A few weeks ago, I woke up at 5 am in the morning and saw three children in my neighborhood playing cricket in the pouring rain. Their passion for the game was evident. When was the last time we adults loved playing something so much that nor we wouldn't mind getting wet in the rain at 5 am?
I loved Natasha Sharma's book The Good Indian Child's Guide to Playing Cricket even more than its predecessor, The Good Indian Child's Guide to Eating Mangoes. It is both humorous and nostalgic. Both the guides are wonderful but there is an all-purpose enjoyment to The Good Indian Child's Guide to Playing Cricket that is simply priceless.
The book is a fun, witty, wry, goofy and ultimately informative guide to cricket. Vinod Kambli writes about the book, "Never knew theory would be so much fun." And it's true! Like every Indian, I have watched and enjoyed cricket. I am not an expert when it comes to the technicalities of the sport. This book explains all that but with exciting and hilarious explanations that never bog you down. The explanations do come in but they are so lively and done so well that I absolutely enjoyed learning about (and guffawing over) definitions of field positions, off stump, leg side and more.

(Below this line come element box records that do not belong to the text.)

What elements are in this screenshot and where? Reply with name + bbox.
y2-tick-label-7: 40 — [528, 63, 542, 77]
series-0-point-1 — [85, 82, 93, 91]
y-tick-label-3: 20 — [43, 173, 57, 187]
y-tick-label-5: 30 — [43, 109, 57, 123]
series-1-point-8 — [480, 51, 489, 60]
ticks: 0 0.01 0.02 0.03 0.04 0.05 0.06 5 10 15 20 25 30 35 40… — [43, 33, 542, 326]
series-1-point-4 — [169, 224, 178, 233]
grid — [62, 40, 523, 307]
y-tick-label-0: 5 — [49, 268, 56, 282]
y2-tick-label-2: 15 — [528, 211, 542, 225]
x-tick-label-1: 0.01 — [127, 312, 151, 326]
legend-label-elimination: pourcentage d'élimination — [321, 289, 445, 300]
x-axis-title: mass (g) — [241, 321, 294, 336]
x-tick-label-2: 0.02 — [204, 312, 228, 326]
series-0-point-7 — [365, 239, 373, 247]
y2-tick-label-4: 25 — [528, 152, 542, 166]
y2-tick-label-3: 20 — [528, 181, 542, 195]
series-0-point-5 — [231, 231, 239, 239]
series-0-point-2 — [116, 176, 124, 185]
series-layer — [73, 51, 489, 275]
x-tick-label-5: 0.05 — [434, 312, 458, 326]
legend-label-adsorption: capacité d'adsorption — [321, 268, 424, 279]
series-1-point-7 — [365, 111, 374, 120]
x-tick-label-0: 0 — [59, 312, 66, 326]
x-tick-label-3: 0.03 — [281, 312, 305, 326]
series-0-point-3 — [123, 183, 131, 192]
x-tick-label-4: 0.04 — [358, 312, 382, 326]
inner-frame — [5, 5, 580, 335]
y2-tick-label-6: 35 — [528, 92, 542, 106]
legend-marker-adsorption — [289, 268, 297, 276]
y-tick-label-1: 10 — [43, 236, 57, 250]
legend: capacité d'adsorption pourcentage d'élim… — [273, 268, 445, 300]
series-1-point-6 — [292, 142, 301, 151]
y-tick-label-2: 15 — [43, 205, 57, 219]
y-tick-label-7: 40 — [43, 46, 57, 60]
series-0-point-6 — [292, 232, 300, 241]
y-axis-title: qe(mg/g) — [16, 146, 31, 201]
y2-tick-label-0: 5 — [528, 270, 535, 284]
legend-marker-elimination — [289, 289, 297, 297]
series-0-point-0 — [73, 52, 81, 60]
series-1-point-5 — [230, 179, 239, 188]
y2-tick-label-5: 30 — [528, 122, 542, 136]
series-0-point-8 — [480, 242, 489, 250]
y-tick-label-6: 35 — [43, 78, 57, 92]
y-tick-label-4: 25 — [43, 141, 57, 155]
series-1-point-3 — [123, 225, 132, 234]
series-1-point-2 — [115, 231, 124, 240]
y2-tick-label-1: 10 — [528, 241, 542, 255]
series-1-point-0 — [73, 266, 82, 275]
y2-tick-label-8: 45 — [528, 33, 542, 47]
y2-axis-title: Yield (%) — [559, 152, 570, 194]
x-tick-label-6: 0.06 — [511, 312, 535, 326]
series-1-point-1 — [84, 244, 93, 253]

It starts off by explaining the game in a young player's point of view -- how do you play cricket if there's just two of you? How about if you have three? You get a fielder!
Shreya Sen's illustrations are a riot and also endearing, somehow. In every picture, I can see myself as I tried to play the game when I was a kid or watched from my balcony as others played. I understand that football is slowly catching on among children in India but for me, it will always be cricket. This book can be a great way to rekindle your child's love for the game or to make them connect with its special place in India.
I loved how we can shapeshift the game to play any way we like and the book connects to the beauty of playing cricket in India, whether on the road or semi-professionally. Remember the twigs we used for wickets? Skinny kids too! The descriptions of spin bowling, the rules for playing the game and fielding dives are beautifully written. What I love about the book is that it is not just fun, goofy and deliciously sarcastic but really gets you to connect with the sport on various levels. Towards the end of the book, "the field erupts into a scene that must not be shown in a book about good children" but really, the book ends in a magical way - a game may be won or lost but the universe carries on, a ball is bowled, the person batting hits it, and another fielder dives!
We need interesting, creative and fun narratives on a sport to engage more children to embrace the sporting culture in their own way. This book is a great addition to your child's bookshelf, whether your child likes cricket or isn't particularly a fan. My daughter thought it was pretty hilarious!